The population growth rate has consistently declined for 50+ years. It's around 0.8% from a peak of 2.2% in the 60's.

There's no reason to think this trend will reverse.


Why should we use peak as a benchmark? Even 0.8% is insanely high, at such rate population will double in ~150 years.


The parent is not wrong:

The total number of children in the world has already peaked (2017?) and is now dropping.

The population growth should still continue for about a human lifespan from here (50-80 years depending on who you ask).

That last growth is just those children growing up and becoming adults. I.e. They are the “last big generation”.

We will see the population drop again, if we dont fuck up the planet before that happens.

I think you would have difficulty finding countries in the world where fertility rates (children born pr woman) are not dropping.

Bangladesh went from 5.5 kids pr woman in 1985 to 2.1 in 2017. This is a global trend.

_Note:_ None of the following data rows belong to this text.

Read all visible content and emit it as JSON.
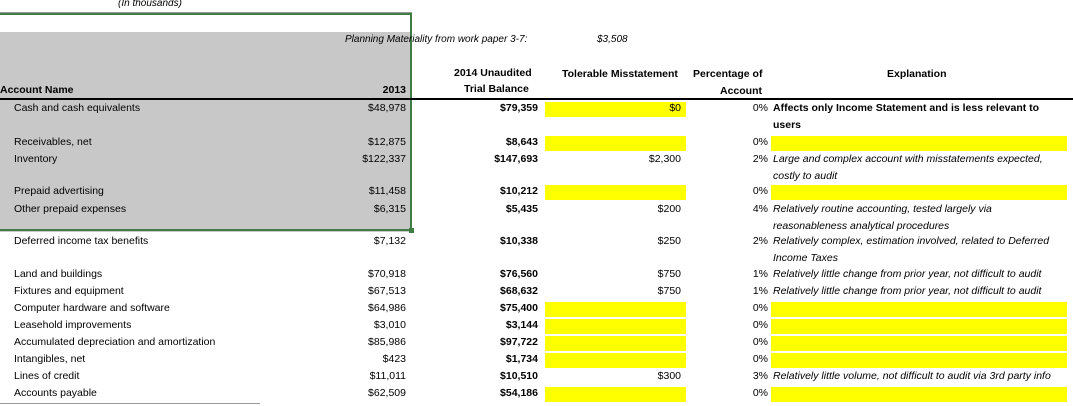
{
  "caption": "(In thousands)",
  "planning": {
    "label": "Planning Materiality from work paper 3-7:",
    "value": "$3,508"
  },
  "headers": {
    "account": "Account Name",
    "year2013": "2013",
    "unaudited_line1": "2014 Unaudited",
    "unaudited_line2": "Trial Balance",
    "tolerable": "Tolerable Misstatement",
    "pct_line1": "Percentage of",
    "pct_line2": "Account",
    "explanation": "Explanation"
  },
  "rows": [
    {
      "account": "Cash and cash equivalents",
      "y2013": "$48,978",
      "y2014": "$79,359",
      "tolerable": "$0",
      "pct": "0%",
      "explanation_line1": "Affects only Income Statement and is less relevant to",
      "explanation_line2": "users"
    },
    {
      "account": "Receivables, net",
      "y2013": "$12,875",
      "y2014": "$8,643",
      "tolerable": "",
      "pct": "0%",
      "explanation_line1": "",
      "explanation_line2": ""
    },
    {
      "account": "Inventory",
      "y2013": "$122,337",
      "y2014": "$147,693",
      "tolerable": "$2,300",
      "pct": "2%",
      "explanation_line1": "Large and complex account with misstatements expected,",
      "explanation_line2": "costly to audit"
    },
    {
      "account": "Prepaid advertising",
      "y2013": "$11,458",
      "y2014": "$10,212",
      "tolerable": "",
      "pct": "0%",
      "explanation_line1": "",
      "explanation_line2": ""
    },
    {
      "account": "Other prepaid expenses",
      "y2013": "$6,315",
      "y2014": "$5,435",
      "tolerable": "$200",
      "pct": "4%",
      "explanation_line1": "Relatively routine accounting, tested largely via",
      "explanation_line2": "reasonableness analytical procedures"
    },
    {
      "account": "Deferred income tax benefits",
      "y2013": "$7,132",
      "y2014": "$10,338",
      "tolerable": "$250",
      "pct": "2%",
      "explanation_line1": "Relatively complex, estimation involved, related to Deferred",
      "explanation_line2": "Income Taxes"
    },
    {
      "account": "Land and buildings",
      "y2013": "$70,918",
      "y2014": "$76,560",
      "tolerable": "$750",
      "pct": "1%",
      "explanation_line1": "Relatively little change from prior year, not difficult to audit",
      "explanation_line2": ""
    },
    {
      "account": "Fixtures and equipment",
      "y2013": "$67,513",
      "y2014": "$68,632",
      "tolerable": "$750",
      "pct": "1%",
      "explanation_line1": "Relatively little change from prior year, not difficult to audit",
      "explanation_line2": ""
    },
    {
      "account": "Computer hardware and software",
      "y2013": "$64,986",
      "y2014": "$75,400",
      "tolerable": "",
      "pct": "0%",
      "explanation_line1": "",
      "explanation_line2": ""
    },
    {
      "account": "Leasehold improvements",
      "y2013": "$3,010",
      "y2014": "$3,144",
      "tolerable": "",
      "pct": "0%",
      "explanation_line1": "",
      "explanation_line2": ""
    },
    {
      "account": "Accumulated depreciation and amortization",
      "y2013": "$85,986",
      "y2014": "$97,722",
      "tolerable": "",
      "pct": "0%",
      "explanation_line1": "",
      "explanation_line2": ""
    },
    {
      "account": "Intangibles, net",
      "y2013": "$423",
      "y2014": "$1,734",
      "tolerable": "",
      "pct": "0%",
      "explanation_line1": "",
      "explanation_line2": ""
    },
    {
      "account": "Lines of credit",
      "y2013": "$11,011",
      "y2014": "$10,510",
      "tolerable": "$300",
      "pct": "3%",
      "explanation_line1": "Relatively little volume, not difficult to audit via 3rd party info",
      "explanation_line2": ""
    },
    {
      "account": "Accounts payable",
      "y2013": "$62,509",
      "y2014": "$54,186",
      "tolerable": "",
      "pct": "0%",
      "explanation_line1": "",
      "explanation_line2": ""
    }
  ]
}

> Why should we use peak as a benchmark?

I'm not sure what you mean by the peak being a benchmark. There's a very clear trend of population growth declining every year since the 60's.

> Even 0.8% is insanely high, at such rate population will double in ~150 years

I think you are missing the part where the rate has been declining every year.


I think you are missing 'in our lifetime', even though you are quoting 'will double in ~150 years'. Also 'declining every year' doesn't mean it won't start growing again.


> I think you are missing 'in our lifetime'

I guess it depends when you are born. Peak population is predicted around 2075, and that's within a lot of people's lifetime.

> Also 'declining every year' doesn't mean it won't start growing again

That's a bit obvious and is equivalent to saying "anything could happen".

But unless you have a good reason for a reversal in trend, then there's no reason to think it will.


China loses 300 million in the next century, we will start witnessing the impact before we die.


Most developed countries will probably run the experiment before us, as long as we can keep the country appealing enough to keep attracting immigrants.


It has happened, and recently, multiple times on local scales.

"House go up" may be generally true in the abstract, but that doesn't mean this particular house goes up.


Buy housing in hyper desirable areas that rarely become more dense. Everyone always loves the beach, whether there are 1% fewer humans next year or not.



The hyper desirable areas are no longer affordable to even millionaires.